Summer as always went by quickly, I think that the human beings should be on holidays 350 days a year
After finishing the maintenance works in the gym, on August 9 my girlfriend and I decided to leave for a 10 days tour between Val Daone and Zillertal.
First stop in Val Daone, an enchanting valley beneath the Adamello, well known for its ice falls. In recent years a large group of climbers from Trento and Brescia is enhancing it with granite blocks which have nothing to envy to the Ticino ones.
After one day running, I decided to try a block that I already spotted on Internet, a very beautiful top furrowed by very good crimps released by Gabriele Moroni.
I spent half a day searching for the best sequence for hands and feet, but after the first laps from the bottom I realized that I spent too much energy in the study of movements and I decided to come back more rested the day after.
Next morning I waked up painfully, because in the last few days I did not train and I touched no grip.
I tried to warm up very quietly on the blocks and put my engine at the right speed, in order to let my lactic acid pains disappear.
It was a good choice because after 45 minutes training on the blocks between 6B and 6C, my pains seem to fade and my body have fine sensations.
I put myself under the block, I cleaned the grips and made two useless laps during which my foot slipped on the last movements
I got angry a lot.
I nervously lighted up another cigarette
then I received a phone call by a colleague, I spent ten minutes on the phone thanks to which I probably forgot what happened shortly before.
I wore my shoes, I placed myself at the starting point and I started: I somehow pulled out the tension and anger and I climbed flowing as it happened a very few times in my life.
I reached the top and I laughed to myself: it also has been.
[caption id="attachment_7550" align="aligncenter" width="640" caption="Photo by Massimo Gambineri"][/caption]
I spent the rest of the day doing a little or nothing.
Next morning I waked up worse than the day before, with more pains even in the lower back.
I decided to climb up a lower level and I tried to climb up more mid-level blocks in order to get ready as fitness as possible for Zillertal.
It was a good choice because after my stay in Val Daone, I left to Zillertal with a better fitness.
I always have heard of Zillertal, but I never had the opportunity to visit it in my 11 years climbing experience.
The first day I decided to visit Ginzling, where I wanted to try a particular block.
The block in question was Incubator, a wonderful 8A+/B block on super athletic movements on a 40 ° overhanging panel.
I quickly warmed up and I placed myself under Incubator, as a child in a play ground.
After half an hour spent in trying the movements that I already knew in part, thanks to the videos on YouTube, I decided to try a few laps from the start.
I always fell down on that damn dynamic on that crimp slightly enhanced, but this time I tried to contain my anger.
I was successful in the single but between the individual and concatenating the whole thing is very different.

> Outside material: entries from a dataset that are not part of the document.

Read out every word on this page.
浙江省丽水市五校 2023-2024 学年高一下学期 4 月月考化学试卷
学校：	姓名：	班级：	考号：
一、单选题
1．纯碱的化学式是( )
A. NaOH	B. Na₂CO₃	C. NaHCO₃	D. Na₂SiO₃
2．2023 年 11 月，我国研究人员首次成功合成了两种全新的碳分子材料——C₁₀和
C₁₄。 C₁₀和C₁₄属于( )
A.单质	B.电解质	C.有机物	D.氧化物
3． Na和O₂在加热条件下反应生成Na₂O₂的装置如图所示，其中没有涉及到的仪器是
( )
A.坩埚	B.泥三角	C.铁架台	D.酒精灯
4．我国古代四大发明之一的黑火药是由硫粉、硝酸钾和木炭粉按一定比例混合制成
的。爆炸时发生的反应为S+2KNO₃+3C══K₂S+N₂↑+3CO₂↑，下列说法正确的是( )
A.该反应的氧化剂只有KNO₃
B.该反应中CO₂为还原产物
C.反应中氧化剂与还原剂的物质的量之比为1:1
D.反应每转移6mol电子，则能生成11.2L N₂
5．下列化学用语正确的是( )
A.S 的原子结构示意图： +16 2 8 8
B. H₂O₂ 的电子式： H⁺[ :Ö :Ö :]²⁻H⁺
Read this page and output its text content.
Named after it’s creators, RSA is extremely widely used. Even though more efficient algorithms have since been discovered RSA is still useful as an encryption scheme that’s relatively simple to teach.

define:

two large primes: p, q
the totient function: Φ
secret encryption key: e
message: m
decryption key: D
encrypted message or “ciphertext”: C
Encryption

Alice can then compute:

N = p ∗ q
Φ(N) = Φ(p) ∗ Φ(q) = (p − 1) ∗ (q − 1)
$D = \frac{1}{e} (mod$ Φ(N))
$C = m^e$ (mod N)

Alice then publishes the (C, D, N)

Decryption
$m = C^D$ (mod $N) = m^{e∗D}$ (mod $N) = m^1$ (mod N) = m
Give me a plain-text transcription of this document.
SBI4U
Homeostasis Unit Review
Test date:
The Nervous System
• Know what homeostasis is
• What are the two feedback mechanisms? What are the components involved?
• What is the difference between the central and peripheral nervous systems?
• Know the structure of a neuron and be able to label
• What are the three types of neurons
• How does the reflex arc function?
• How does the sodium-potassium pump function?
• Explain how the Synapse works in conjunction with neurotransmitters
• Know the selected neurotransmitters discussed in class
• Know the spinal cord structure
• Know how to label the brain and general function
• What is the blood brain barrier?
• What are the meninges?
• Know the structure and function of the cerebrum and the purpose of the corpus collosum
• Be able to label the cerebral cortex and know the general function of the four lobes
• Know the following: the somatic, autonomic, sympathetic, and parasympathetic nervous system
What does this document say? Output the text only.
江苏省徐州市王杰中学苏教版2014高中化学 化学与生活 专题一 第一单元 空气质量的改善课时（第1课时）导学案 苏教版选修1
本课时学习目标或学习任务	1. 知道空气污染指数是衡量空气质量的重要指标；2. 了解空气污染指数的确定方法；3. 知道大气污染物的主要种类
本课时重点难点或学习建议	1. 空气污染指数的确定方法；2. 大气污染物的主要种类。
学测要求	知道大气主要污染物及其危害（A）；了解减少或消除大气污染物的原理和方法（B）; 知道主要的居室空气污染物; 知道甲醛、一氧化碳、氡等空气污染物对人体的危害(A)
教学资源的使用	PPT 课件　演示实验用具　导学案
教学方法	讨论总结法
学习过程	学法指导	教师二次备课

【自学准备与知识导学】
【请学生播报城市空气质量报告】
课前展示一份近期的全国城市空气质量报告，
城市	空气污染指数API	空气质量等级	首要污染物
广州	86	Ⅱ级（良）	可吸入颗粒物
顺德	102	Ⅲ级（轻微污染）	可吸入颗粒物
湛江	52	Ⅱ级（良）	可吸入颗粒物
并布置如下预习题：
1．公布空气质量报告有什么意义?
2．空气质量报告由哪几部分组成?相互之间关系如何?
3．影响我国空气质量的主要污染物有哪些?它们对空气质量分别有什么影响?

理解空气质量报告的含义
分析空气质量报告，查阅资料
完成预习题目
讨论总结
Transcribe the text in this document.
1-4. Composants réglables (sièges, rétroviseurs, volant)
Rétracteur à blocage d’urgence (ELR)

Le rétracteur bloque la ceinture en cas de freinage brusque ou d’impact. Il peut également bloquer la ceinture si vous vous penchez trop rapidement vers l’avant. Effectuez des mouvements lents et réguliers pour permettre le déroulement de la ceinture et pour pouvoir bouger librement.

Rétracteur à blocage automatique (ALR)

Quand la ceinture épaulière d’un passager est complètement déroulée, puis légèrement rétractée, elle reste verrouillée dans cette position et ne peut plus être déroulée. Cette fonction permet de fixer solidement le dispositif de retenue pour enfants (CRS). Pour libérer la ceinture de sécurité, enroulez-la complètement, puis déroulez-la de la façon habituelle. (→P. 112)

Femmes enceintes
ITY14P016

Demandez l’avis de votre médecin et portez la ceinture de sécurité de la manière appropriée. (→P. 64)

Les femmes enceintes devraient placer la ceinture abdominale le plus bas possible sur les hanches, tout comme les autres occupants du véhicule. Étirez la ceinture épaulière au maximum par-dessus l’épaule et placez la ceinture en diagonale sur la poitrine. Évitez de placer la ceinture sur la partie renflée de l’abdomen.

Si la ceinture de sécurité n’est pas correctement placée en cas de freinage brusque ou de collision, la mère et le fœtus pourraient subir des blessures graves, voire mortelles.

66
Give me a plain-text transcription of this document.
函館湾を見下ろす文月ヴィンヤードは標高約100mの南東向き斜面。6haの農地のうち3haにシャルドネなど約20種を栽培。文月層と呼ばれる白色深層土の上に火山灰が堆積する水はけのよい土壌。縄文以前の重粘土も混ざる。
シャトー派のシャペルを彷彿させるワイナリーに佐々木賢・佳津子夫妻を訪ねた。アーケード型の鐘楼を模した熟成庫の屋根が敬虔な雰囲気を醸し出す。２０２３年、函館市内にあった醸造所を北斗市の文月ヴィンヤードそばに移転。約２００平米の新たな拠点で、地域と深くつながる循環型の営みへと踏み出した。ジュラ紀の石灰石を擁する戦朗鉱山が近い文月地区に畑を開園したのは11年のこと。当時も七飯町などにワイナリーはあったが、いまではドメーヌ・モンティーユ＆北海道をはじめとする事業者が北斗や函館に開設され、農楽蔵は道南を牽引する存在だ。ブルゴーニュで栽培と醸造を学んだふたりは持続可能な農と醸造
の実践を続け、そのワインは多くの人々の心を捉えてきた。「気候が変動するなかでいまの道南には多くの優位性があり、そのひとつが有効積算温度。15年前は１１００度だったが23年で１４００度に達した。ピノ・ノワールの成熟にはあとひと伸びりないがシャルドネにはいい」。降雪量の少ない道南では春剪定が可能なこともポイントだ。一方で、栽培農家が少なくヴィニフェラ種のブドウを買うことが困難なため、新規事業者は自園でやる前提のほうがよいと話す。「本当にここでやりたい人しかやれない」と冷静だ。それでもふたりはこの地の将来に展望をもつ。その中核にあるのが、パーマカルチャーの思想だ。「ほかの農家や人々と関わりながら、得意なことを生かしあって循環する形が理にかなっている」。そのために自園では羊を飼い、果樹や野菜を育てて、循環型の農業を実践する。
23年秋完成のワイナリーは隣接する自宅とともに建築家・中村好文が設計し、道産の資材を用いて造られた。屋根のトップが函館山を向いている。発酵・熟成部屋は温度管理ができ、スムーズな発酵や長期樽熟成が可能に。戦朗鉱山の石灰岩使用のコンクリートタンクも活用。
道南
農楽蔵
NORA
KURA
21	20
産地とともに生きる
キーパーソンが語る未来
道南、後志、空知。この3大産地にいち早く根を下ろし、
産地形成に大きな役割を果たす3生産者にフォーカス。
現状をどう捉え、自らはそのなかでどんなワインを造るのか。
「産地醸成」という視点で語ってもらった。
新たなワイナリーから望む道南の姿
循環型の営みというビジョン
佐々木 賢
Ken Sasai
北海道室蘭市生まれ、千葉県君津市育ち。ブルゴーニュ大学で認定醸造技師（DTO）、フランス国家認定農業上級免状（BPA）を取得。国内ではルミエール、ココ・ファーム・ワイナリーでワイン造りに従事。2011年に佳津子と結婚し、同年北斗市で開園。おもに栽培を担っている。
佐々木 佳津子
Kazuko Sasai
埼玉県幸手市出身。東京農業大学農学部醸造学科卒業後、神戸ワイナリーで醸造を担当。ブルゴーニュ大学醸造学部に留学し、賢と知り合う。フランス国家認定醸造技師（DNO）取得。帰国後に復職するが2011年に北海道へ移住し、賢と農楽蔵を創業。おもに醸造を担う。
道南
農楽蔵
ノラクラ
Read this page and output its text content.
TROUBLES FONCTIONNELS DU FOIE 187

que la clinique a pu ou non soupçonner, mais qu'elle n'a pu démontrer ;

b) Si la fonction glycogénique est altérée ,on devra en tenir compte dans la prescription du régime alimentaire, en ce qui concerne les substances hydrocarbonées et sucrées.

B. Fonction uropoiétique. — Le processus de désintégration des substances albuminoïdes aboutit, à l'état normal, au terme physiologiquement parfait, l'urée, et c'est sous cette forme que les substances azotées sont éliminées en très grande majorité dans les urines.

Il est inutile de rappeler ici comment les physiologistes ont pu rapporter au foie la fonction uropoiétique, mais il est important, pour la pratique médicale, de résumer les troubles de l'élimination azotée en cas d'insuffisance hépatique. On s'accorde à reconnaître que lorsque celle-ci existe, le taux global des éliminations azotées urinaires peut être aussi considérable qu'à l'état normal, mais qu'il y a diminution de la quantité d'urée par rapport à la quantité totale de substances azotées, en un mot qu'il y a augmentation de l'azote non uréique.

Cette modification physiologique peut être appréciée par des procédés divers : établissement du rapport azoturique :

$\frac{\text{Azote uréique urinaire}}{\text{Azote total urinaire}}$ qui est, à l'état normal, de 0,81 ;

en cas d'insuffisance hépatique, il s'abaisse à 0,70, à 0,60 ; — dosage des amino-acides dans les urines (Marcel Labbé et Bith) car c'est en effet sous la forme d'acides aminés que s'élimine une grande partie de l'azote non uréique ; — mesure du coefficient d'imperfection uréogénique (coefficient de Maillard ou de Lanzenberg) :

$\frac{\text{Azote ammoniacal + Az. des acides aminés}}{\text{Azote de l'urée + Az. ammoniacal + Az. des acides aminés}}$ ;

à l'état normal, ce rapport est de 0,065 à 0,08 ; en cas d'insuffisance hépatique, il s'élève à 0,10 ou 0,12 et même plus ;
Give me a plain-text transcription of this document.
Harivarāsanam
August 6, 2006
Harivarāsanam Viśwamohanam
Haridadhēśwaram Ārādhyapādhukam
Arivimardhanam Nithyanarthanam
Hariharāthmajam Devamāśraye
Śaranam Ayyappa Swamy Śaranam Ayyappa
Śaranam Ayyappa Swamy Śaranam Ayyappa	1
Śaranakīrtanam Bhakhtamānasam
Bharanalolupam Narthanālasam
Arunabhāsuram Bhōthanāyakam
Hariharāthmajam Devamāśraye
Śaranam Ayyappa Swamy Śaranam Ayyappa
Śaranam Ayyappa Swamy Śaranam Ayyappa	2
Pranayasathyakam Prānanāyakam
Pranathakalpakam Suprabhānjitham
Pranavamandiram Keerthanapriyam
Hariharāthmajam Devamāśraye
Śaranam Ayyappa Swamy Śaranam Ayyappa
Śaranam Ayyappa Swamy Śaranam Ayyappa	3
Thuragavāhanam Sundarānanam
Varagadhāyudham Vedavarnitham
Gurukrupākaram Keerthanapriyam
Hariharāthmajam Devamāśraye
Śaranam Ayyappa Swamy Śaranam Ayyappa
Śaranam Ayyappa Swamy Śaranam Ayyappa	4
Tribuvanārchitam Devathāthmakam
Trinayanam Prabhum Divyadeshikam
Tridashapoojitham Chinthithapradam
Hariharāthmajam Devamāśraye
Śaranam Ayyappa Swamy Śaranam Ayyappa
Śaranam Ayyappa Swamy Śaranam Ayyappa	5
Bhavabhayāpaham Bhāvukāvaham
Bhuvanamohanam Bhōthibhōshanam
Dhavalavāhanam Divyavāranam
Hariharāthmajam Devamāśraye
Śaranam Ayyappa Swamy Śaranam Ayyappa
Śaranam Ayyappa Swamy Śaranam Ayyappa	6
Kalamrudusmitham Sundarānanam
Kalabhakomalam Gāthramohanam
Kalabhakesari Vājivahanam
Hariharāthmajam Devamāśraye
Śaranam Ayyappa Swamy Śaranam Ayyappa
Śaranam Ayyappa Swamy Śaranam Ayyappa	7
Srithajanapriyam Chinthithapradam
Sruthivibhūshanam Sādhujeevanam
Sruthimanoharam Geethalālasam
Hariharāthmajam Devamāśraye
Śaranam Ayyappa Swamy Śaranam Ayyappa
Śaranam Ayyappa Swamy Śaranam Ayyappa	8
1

I took a hard decision, because I didnt want to come back there every day and I wished to climb as much as possible without looking at the degree.
I tried classic lines between 7A-7C among which the renowned rock edge of Hotel California in the sector of Sundergrund.
The day before last I decided to visit Zillergrund, area surrounded by an enchanting woodland. My attention was drawn to a not so high block crossed by a slanted crack with a small roof , starting point of the sit.
I had a look to the guide, pretending not to know the degree and I told to myself I would have been on that block one hour at most.
Maybe the block was congenial or maybe it's time I start to believe more in my abilities, so half an hour later I tilted with a stupid smile on top of the block.
Unfortunately I had no time to try something else, cause it started raining.
The last day we decided to visit the sector of Breithlaner: unfortunately the rains of the previous night made the blocks almost unworkable, because they are placed below the woodland.
I searched for a last minute solution and moved to Klausen Alm: the reasons of the day failed by now and I climbed without trying anything in particular.
Returning home always hurts, but I am already thinking of my next trip to Fontainebleu in the coming months.